When BHP Billiton created the CanadaMark origin program, it instituted a condition stating no authorized vendors could promote CanadaMark with any negative references to generic diamonds.

Today, under Dominion Diamond Corporation, standards have changed. The CanadaMark origin brand can be found publicized in contrast to scenes of third-world mining abuse and atrocities—I use the term brand with reference to CanadaMark because when Dominion Diamond decided to remove exclusive vendor licensing from their chain of custody, their CanadaMark origin card became another brand.

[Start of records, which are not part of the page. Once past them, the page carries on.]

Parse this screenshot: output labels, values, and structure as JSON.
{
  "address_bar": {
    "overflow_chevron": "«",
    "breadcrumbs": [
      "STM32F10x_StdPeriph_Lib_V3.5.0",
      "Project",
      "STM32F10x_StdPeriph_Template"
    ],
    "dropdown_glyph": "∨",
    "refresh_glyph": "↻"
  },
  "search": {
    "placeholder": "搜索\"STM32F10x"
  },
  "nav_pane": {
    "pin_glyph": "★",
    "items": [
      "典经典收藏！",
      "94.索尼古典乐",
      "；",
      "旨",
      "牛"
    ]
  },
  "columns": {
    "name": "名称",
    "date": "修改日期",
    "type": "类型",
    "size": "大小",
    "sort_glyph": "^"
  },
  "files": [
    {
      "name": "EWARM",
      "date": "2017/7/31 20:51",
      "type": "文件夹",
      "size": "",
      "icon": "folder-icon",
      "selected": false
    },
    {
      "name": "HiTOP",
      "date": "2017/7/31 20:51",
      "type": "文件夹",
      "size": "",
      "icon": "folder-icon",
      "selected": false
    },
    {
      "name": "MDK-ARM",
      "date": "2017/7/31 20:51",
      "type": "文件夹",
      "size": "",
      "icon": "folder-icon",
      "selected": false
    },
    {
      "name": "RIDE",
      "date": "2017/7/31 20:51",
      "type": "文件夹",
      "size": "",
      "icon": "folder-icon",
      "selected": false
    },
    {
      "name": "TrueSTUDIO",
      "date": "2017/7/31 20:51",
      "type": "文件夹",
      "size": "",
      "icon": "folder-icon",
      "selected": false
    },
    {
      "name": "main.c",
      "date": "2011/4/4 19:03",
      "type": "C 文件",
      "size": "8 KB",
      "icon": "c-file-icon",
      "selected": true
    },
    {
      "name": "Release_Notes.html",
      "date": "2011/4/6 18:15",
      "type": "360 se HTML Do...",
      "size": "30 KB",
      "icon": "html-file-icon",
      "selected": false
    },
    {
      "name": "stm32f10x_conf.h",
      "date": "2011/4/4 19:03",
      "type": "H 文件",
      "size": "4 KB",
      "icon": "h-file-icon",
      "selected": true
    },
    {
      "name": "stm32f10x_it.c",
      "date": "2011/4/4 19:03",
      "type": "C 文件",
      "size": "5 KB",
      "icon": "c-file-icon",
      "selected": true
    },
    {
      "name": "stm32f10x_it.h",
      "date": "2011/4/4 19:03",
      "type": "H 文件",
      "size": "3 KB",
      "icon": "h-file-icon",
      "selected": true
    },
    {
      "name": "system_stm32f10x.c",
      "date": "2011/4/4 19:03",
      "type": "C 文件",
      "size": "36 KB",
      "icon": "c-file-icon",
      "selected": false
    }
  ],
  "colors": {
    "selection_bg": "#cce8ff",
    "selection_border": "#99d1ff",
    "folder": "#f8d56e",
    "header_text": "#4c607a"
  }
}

Origin-based brands i.e. CanadaMark, those supported by a proposed superior diamond report i.e. Forevermark, investment quality brands i.e. Rapaport Investment Diamond Certificate, or brands bases upon retailers’ ethics i.e.World Diamond Mark can all be viewed as diminishing the appeal for diamonds as a category.

Take Newton’s Third Law as the example, “For every action, there is an equal and opposite reaction.” Translated into diamond terminology, a positive reason for buying a specific branded diamond suggests an equal and opposite reason for not buying any other diamond.

De Beers sells Forevermark diamonds as traceable and more ethical than the generic diamonds they supply to non-Forevermark sightholders. De Beers’ Forevermark claims one cut from the same parcel of rough diamonds is somehow superior to a second cut. Chaim Zohar, president of Diamonds Intelligence Briefs, points out De Beers efforts to add value to their diamonds are not profitable: “Maybe the time has arrived for Anglo American (De Beers) to review these downstream activities that were developed over a period of well over a decade and that represent a drain on its cash and profits,” says Zohar. “None of these activities, as far as is known, have delivered a profit to the company yet, and the costs and investments are huge.”

Initiatives like De Beers retail stores and Forevermark are simply not making any more profit after expenses than if De Beers remained exclusively in mining and rough distribution.